Regina felt it, that sincerity, that reaching out, like a tendril – a hand. But she couldn't trust it, so she batted it away. "Now I'm taking advice from a dog?" Her voice was acerbic – acid. It stung, but the sting felt better.
"Say what you want," Ruby said. She gave a single shrug of one shoulder. She leaned in, meeting Regina's eye. "We don't all get a happy ending."
Regina bristled. "What'd I kill yours too?" she asked. She gave a smile that aimed for vicious, but it felt lopsided on her face. And the slur took the edge off her words. She didn't like that.
"No," Ruby said. She opened her eyes wide letting Regina see her, daring her to look away. "No, I did."

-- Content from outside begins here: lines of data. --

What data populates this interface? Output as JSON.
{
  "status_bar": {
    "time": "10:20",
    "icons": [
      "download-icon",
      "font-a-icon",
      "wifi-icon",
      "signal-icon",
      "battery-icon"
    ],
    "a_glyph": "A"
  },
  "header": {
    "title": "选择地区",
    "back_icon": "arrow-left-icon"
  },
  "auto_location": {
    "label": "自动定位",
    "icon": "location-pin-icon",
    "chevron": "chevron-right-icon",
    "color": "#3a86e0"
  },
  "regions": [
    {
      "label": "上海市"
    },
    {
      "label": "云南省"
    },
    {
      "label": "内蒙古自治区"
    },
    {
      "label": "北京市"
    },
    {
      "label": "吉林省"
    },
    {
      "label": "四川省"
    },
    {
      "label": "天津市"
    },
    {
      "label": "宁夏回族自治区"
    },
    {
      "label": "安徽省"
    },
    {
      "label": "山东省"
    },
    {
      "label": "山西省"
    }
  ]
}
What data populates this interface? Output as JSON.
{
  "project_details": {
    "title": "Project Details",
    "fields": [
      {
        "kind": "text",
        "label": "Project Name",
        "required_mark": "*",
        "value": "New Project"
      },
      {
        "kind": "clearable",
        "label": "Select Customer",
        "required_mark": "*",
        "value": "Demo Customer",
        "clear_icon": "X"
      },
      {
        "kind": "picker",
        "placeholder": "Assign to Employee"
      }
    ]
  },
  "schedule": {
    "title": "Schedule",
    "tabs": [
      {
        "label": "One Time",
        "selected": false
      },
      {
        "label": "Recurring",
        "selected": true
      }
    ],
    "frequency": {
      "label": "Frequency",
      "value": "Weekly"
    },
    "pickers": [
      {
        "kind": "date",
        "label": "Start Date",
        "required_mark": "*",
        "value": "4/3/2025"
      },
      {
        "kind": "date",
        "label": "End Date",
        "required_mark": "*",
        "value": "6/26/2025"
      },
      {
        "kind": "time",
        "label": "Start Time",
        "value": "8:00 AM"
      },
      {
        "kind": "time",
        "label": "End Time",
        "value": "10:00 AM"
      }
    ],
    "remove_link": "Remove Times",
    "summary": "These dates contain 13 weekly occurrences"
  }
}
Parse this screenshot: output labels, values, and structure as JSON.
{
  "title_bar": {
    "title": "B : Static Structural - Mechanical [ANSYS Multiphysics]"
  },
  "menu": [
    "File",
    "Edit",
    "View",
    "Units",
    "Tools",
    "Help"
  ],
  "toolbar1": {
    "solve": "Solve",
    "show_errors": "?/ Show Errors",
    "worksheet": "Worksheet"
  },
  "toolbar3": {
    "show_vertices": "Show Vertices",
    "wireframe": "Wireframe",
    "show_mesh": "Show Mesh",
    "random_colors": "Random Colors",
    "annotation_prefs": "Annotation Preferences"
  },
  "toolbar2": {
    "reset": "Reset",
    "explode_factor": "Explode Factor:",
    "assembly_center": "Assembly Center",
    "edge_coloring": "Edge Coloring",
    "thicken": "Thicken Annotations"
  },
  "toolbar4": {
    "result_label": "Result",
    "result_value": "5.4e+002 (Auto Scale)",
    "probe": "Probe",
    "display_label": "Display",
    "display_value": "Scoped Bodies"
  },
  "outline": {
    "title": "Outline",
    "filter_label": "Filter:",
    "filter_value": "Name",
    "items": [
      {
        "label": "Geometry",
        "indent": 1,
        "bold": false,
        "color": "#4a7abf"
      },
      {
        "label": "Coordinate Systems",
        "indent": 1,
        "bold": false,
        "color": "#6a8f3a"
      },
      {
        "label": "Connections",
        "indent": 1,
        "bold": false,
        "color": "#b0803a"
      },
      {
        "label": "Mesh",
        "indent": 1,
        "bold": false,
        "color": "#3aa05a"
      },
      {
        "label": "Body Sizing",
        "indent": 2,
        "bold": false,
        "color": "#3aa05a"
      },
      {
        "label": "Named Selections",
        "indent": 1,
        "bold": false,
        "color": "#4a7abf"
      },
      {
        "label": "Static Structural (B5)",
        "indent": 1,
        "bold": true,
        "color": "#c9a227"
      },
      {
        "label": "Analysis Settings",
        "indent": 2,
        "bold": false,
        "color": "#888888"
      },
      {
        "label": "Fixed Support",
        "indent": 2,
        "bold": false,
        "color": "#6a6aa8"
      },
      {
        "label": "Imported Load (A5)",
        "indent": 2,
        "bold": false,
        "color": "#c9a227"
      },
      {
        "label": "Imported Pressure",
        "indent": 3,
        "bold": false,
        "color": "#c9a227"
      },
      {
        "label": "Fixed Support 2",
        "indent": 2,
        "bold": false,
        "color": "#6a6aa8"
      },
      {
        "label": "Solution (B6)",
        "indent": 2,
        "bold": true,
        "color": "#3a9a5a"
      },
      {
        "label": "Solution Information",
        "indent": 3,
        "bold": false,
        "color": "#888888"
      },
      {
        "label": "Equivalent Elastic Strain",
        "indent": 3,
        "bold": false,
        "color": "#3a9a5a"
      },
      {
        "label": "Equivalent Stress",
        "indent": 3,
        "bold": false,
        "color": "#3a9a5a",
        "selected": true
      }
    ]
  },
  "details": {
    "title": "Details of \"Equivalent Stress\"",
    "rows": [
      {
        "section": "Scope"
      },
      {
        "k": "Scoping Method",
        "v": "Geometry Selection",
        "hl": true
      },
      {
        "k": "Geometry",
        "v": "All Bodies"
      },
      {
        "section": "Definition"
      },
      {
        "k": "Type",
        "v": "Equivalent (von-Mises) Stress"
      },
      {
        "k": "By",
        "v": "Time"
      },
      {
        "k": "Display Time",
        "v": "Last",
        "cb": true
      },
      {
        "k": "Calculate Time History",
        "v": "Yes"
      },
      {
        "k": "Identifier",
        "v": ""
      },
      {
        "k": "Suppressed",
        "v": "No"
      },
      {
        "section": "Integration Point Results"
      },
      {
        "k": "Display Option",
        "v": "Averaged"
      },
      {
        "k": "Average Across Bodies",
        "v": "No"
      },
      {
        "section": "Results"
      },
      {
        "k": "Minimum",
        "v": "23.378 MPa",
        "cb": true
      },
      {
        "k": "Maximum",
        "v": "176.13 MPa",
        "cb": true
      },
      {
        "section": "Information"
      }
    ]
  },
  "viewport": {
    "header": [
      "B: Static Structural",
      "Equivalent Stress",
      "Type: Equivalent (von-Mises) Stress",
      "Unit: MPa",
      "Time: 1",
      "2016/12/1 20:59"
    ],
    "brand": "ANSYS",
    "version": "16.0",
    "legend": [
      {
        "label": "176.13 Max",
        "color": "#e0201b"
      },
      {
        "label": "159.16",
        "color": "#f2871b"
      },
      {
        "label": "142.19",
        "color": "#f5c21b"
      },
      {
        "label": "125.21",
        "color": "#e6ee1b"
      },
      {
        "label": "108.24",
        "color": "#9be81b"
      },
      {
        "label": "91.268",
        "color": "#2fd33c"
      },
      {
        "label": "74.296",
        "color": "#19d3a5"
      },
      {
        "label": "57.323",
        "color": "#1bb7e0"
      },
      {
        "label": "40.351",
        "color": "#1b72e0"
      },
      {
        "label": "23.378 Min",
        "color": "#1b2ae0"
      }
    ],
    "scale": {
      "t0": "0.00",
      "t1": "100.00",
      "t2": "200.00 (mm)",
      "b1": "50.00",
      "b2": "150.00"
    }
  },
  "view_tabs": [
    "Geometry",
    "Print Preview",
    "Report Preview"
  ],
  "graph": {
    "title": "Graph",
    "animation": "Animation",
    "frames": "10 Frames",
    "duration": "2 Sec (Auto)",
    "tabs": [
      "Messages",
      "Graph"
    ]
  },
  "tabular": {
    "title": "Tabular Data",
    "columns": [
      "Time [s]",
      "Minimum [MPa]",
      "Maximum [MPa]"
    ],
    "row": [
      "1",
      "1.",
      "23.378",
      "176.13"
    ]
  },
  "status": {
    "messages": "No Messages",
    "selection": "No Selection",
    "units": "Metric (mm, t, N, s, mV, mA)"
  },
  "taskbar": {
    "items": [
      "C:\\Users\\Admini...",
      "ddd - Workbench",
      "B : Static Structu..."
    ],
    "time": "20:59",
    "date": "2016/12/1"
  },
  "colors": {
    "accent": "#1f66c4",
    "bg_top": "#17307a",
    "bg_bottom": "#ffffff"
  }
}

Regina felt like she dropped something, a stone held in her hand but there was nothing. "You did it?" Regina said. It came out so quiet it sounded like it had come out of her mind. Her eyes drifted down to the counter. When she looked back up, Ruby was still looking at her. "Why?" Regina asked. She shook her head, and there was a sound like ice clinking in her glass.
Ruby tensed her jaw, a motion that made her look more wolflike and less human. "Because we can't always control the dark inside of us," Ruby said.